Based on the book by Stephen Amidon and the 2015 Italian film, “Human Capital” is one of those interconnected ensemble melodramas, told from three different vantage points, that reminds in certain ways of 2005’s “Crash,” 2013’s “Disconnect,” and the like. Instead of race relations and communication in the electronic age, this morality play is more about the choices we make around a monumental event with socioeconomic disparity as a backdrop, and it’s less thought-provoking. While not every perspective has the same interest level, nor do they all add up to a meaningful whole, director Marc Meyers (2017’s “My Friend Dahmer”) and writer Oren Moverman (2018’s “Puzzle”) make sure the more involving pieces get more observation and are equipped with uniformly compelling performances.

“Human Capital” opens with a New York banquet server working a high school fundraiser/award ceremony, leaving his shift on his bike, and then being struck by a jeep racing around a bend. The identity of the driver serves as the film’s mystery, while the family man on the side of the road is never to be heard from again. Rather, the focus is on two families of different financial standing who end up being affected by the aforementioned tragedy. Real estate agent Drew (Liev Schreiber) and his second wife, Ronnie (Betty Gabriel), are expecting twins just as Drew puts his and her livelihood at stake. This happens after dropping off Shannon (Maya Hawke), his daughter from his first marriage, at the mansion of her boyfriend and meets the parents, wealthy businessman Quint (Peter Sarsgaard) and bored, unhappy Carrie (Maria Tomei). Still struggling with a gambling addiction, Drew is easily swayed to invest in Quint’s hedge fund, fudging the numbers when taking a loan out on his house. Meanwhile, with time on her hands, Carrie decides she wants to restore a dilapidated theater as a culture center but needs Quint to bankroll her project. And then, Shannon ends up falling hard for disreputable classmate Ian (Alex Wolff). Where is all of this going?

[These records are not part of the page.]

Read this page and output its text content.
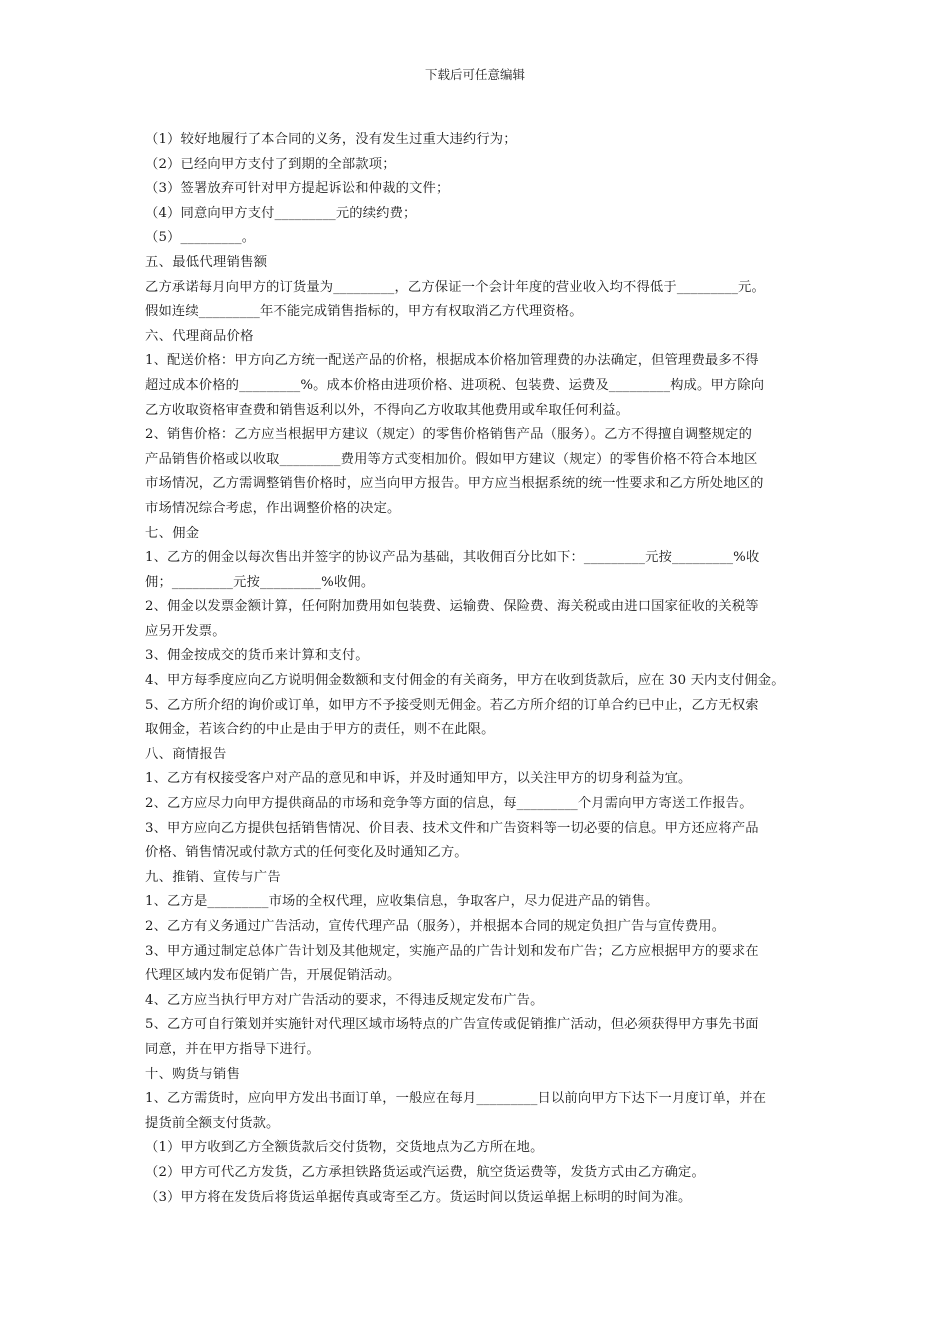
下载后可任意编辑
（1）较好地履行了本合同的义务，没有发生过重大违约行为；
（2）已经向甲方支付了到期的全部款项；
（3）签署放弃可针对甲方提起诉讼和仲裁的文件；
（4）同意向甲方支付_________元的续约费；
（5）_________。
五、最低代理销售额
乙方承诺每月向甲方的订货量为_________，乙方保证一个会计年度的营业收入均不得低于_________元。
假如连续_________年不能完成销售指标的，甲方有权取消乙方代理资格。
六、代理商品价格
1、配送价格：甲方向乙方统一配送产品的价格，根据成本价格加管理费的办法确定，但管理费最多不得
超过成本价格的_________%。成本价格由进项价格、进项税、包装费、运费及_________构成。甲方除向
乙方收取资格审查费和销售返利以外，不得向乙方收取其他费用或牟取任何利益。
2、销售价格：乙方应当根据甲方建议（规定）的零售价格销售产品（服务）。乙方不得擅自调整规定的
产品销售价格或以收取_________费用等方式变相加价。假如甲方建议（规定）的零售价格不符合本地区
市场情况，乙方需调整销售价格时，应当向甲方报告。甲方应当根据系统的统一性要求和乙方所处地区的
市场情况综合考虑，作出调整价格的决定。
七、佣金
1、乙方的佣金以每次售出并签字的协议产品为基础，其收佣百分比如下：_________元按_________%收
佣；_________元按_________%收佣。
2、佣金以发票金额计算，任何附加费用如包装费、运输费、保险费、海关税或由进口国家征收的关税等
应另开发票。
3、佣金按成交的货币来计算和支付。
4、甲方每季度应向乙方说明佣金数额和支付佣金的有关商务，甲方在收到货款后，应在 30 天内支付佣金。
5、乙方所介绍的询价或订单，如甲方不予接受则无佣金。若乙方所介绍的订单合约已中止，乙方无权索
取佣金，若该合约的中止是由于甲方的责任，则不在此限。
八、商情报告
1、乙方有权接受客户对产品的意见和申诉，并及时通知甲方，以关注甲方的切身利益为宜。
2、乙方应尽力向甲方提供商品的市场和竞争等方面的信息，每_________个月需向甲方寄送工作报告。
3、甲方应向乙方提供包括销售情况、价目表、技术文件和广告资料等一切必要的信息。甲方还应将产品
价格、销售情况或付款方式的任何变化及时通知乙方。
九、推销、宣传与广告
1、乙方是_________市场的全权代理，应收集信息，争取客户，尽力促进产品的销售。
2、乙方有义务通过广告活动，宣传代理产品（服务），并根据本合同的规定负担广告与宣传费用。
3、甲方通过制定总体广告计划及其他规定，实施产品的广告计划和发布广告；乙方应根据甲方的要求在
代理区域内发布促销广告，开展促销活动。
4、乙方应当执行甲方对广告活动的要求，不得违反规定发布广告。
5、乙方可自行策划并实施针对代理区域市场特点的广告宣传或促销推广活动，但必须获得甲方事先书面
同意，并在甲方指导下进行。
十、购货与销售
1、乙方需货时，应向甲方发出书面订单，一般应在每月_________日以前向甲方下达下一月度订单，并在
提货前全额支付货款。
（1）甲方收到乙方全额货款后交付货物，交货地点为乙方所在地。
（2）甲方可代乙方发货，乙方承担铁路货运或汽运费，航空货运费等，发货方式由乙方确定。
（3）甲方将在发货后将货运单据传真或寄至乙方。货运时间以货运单据上标明的时间为准。
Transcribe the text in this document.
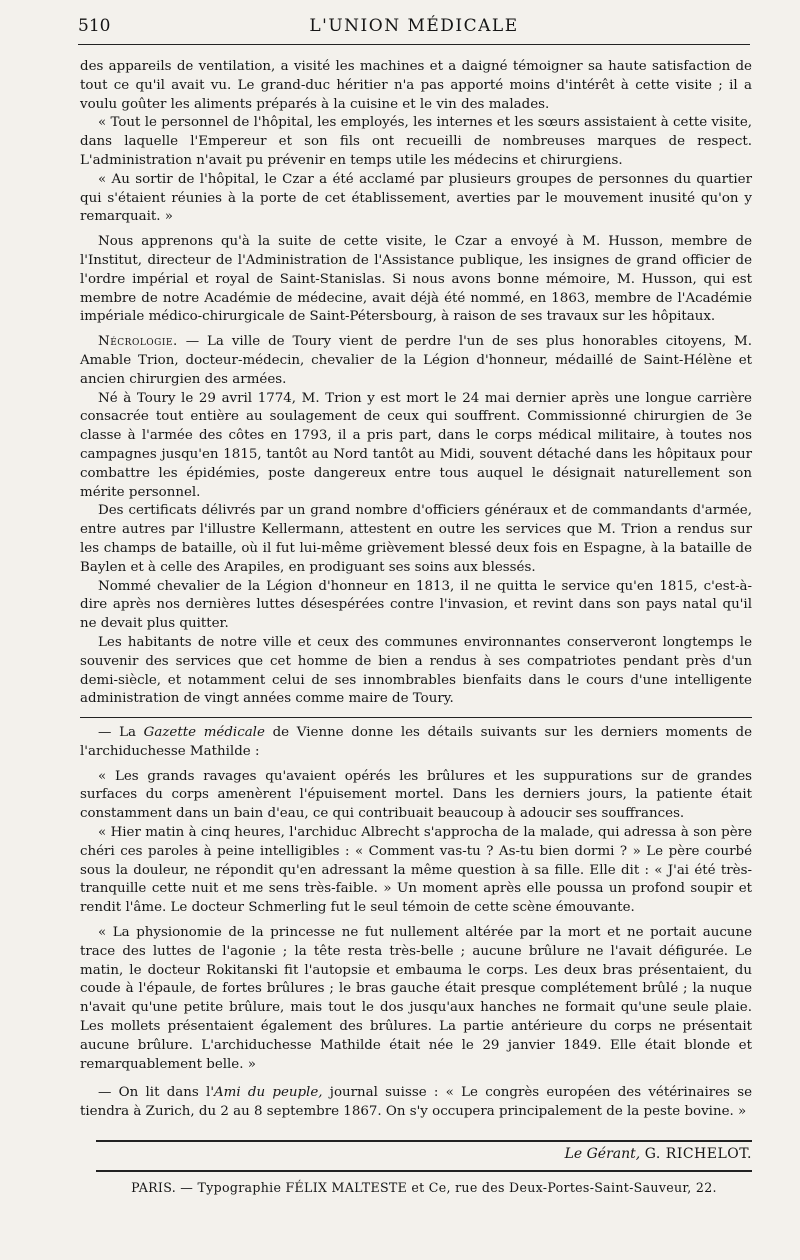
510	L'UNION MÉDICALE

des appareils de ventilation, a visité les machines et a daigné témoigner sa haute satisfaction de tout ce qu'il avait vu. Le grand-duc héritier n'a pas apporté moins d'intérêt à cette visite ; il a voulu goûter les aliments préparés à la cuisine et le vin des malades.

« Tout le personnel de l'hôpital, les employés, les internes et les sœurs assistaient à cette visite, dans laquelle l'Empereur et son fils ont recueilli de nombreuses marques de respect. L'administration n'avait pu prévenir en temps utile les médecins et chirurgiens.

« Au sortir de l'hôpital, le Czar a été acclamé par plusieurs groupes de personnes du quartier qui s'étaient réunies à la porte de cet établissement, averties par le mouvement inusité qu'on y remarquait. »

Nous apprenons qu'à la suite de cette visite, le Czar a envoyé à M. Husson, membre de l'Institut, directeur de l'Administration de l'Assistance publique, les insignes de grand officier de l'ordre impérial et royal de Saint-Stanislas. Si nous avons bonne mémoire, M. Husson, qui est membre de notre Académie de médecine, avait déjà été nommé, en 1863, membre de l'Académie impériale médico-chirurgicale de Saint-Pétersbourg, à raison de ses travaux sur les hôpitaux.

Nécrologie. — La ville de Toury vient de perdre l'un de ses plus honorables citoyens, M. Amable Trion, docteur-médecin, chevalier de la Légion d'honneur, médaillé de Saint-Hélène et ancien chirurgien des armées.

Né à Toury le 29 avril 1774, M. Trion y est mort le 24 mai dernier après une longue carrière consacrée tout entière au soulagement de ceux qui souffrent. Commissionné chirurgien de 3e classe à l'armée des côtes en 1793, il a pris part, dans le corps médical militaire, à toutes nos campagnes jusqu'en 1815, tantôt au Nord tantôt au Midi, souvent détaché dans les hôpitaux pour combattre les épidémies, poste dangereux entre tous auquel le désignait naturellement son mérite personnel.

Des certificats délivrés par un grand nombre d'officiers généraux et de commandants d'armée, entre autres par l'illustre Kellermann, attestent en outre les services que M. Trion a rendus sur les champs de bataille, où il fut lui-même grièvement blessé deux fois en Espagne, à la bataille de Baylen et à celle des Arapiles, en prodiguant ses soins aux blessés.

Nommé chevalier de la Légion d'honneur en 1813, il ne quitta le service qu'en 1815, c'est-à-dire après nos dernières luttes désespérées contre l'invasion, et revint dans son pays natal qu'il ne devait plus quitter.

Les habitants de notre ville et ceux des communes environnantes conserveront longtemps le souvenir des services que cet homme de bien a rendus à ses compatriotes pendant près d'un demi-siècle, et notamment celui de ses innombrables bienfaits dans le cours d'une intelligente administration de vingt années comme maire de Toury.

— La Gazette médicale de Vienne donne les détails suivants sur les derniers moments de l'archiduchesse Mathilde :

« Les grands ravages qu'avaient opérés les brûlures et les suppurations sur de grandes surfaces du corps amenèrent l'épuisement mortel. Dans les derniers jours, la patiente était constamment dans un bain d'eau, ce qui contribuait beaucoup à adoucir ses souffrances.

« Hier matin à cinq heures, l'archiduc Albrecht s'approcha de la malade, qui adressa à son père chéri ces paroles à peine intelligibles : « Comment vas-tu ? As-tu bien dormi ? » Le père courbé sous la douleur, ne répondit qu'en adressant la même question à sa fille. Elle dit : « J'ai été très-tranquille cette nuit et me sens très-faible. » Un moment après elle poussa un profond soupir et rendit l'âme. Le docteur Schmerling fut le seul témoin de cette scène émouvante.

« La physionomie de la princesse ne fut nullement altérée par la mort et ne portait aucune trace des luttes de l'agonie ; la tête resta très-belle ; aucune brûlure ne l'avait défigurée. Le matin, le docteur Rokitanski fit l'autopsie et embauma le corps. Les deux bras présentaient, du coude à l'épaule, de fortes brûlures ; le bras gauche était presque complétement brûlé ; la nuque n'avait qu'une petite brûlure, mais tout le dos jusqu'aux hanches ne formait qu'une seule plaie. Les mollets présentaient également des brûlures. La partie antérieure du corps ne présentait aucune brûlure. L'archiduchesse Mathilde était née le 29 janvier 1849. Elle était blonde et remarquablement belle. »

— On lit dans l'Ami du peuple, journal suisse : « Le congrès européen des vétérinaires se tiendra à Zurich, du 2 au 8 septembre 1867. On s'y occupera principalement de la peste bovine. »

Le Gérant, G. RICHELOT.
PARIS. — Typographie FÉLIX MALTESTE et Ce, rue des Deux-Portes-Saint-Sauveur, 22.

It must be the point that “Human Capital” spends all of its time in subplots with everyone and their comparatively small problems, rendering the victim of a hit and run (and his loved ones) insignificant. Where these point-of-view threads converge after overlapping each other, though, is of the take-it-or-leave-it variety. The getting-there is where the strong roster of acting talent comes in to make a scene urgent or affecting, even if not all of them are allotted enough room to breathe life into parts that are totemic rather than flesh-and-blood. While Peter Sarsgaard gets little else to play than well-off arrogance and Liev Schreiber struggles to keep the desperate Drew interesting, a few others are served the more engaging chapters. Maria Tomei is poignant as Carrie, a trophy wife ready to be self-made; breakout up-and-comer Maya Hawke (Netflix’s “Stranger Things”), daughter of Ethan Hawke and Uma Thurman, brings a natural spark to Shannon; and Alex Wolff (2018’s “Hereditary”) has a craven vulnerability under his rebellious exterior as Ian. If the payoff doesn’t heat up as one might be expecting, “Human Capital” is sturdy enough as a drama but also pretty self-important if it thinks it’s saying anything deeply profound.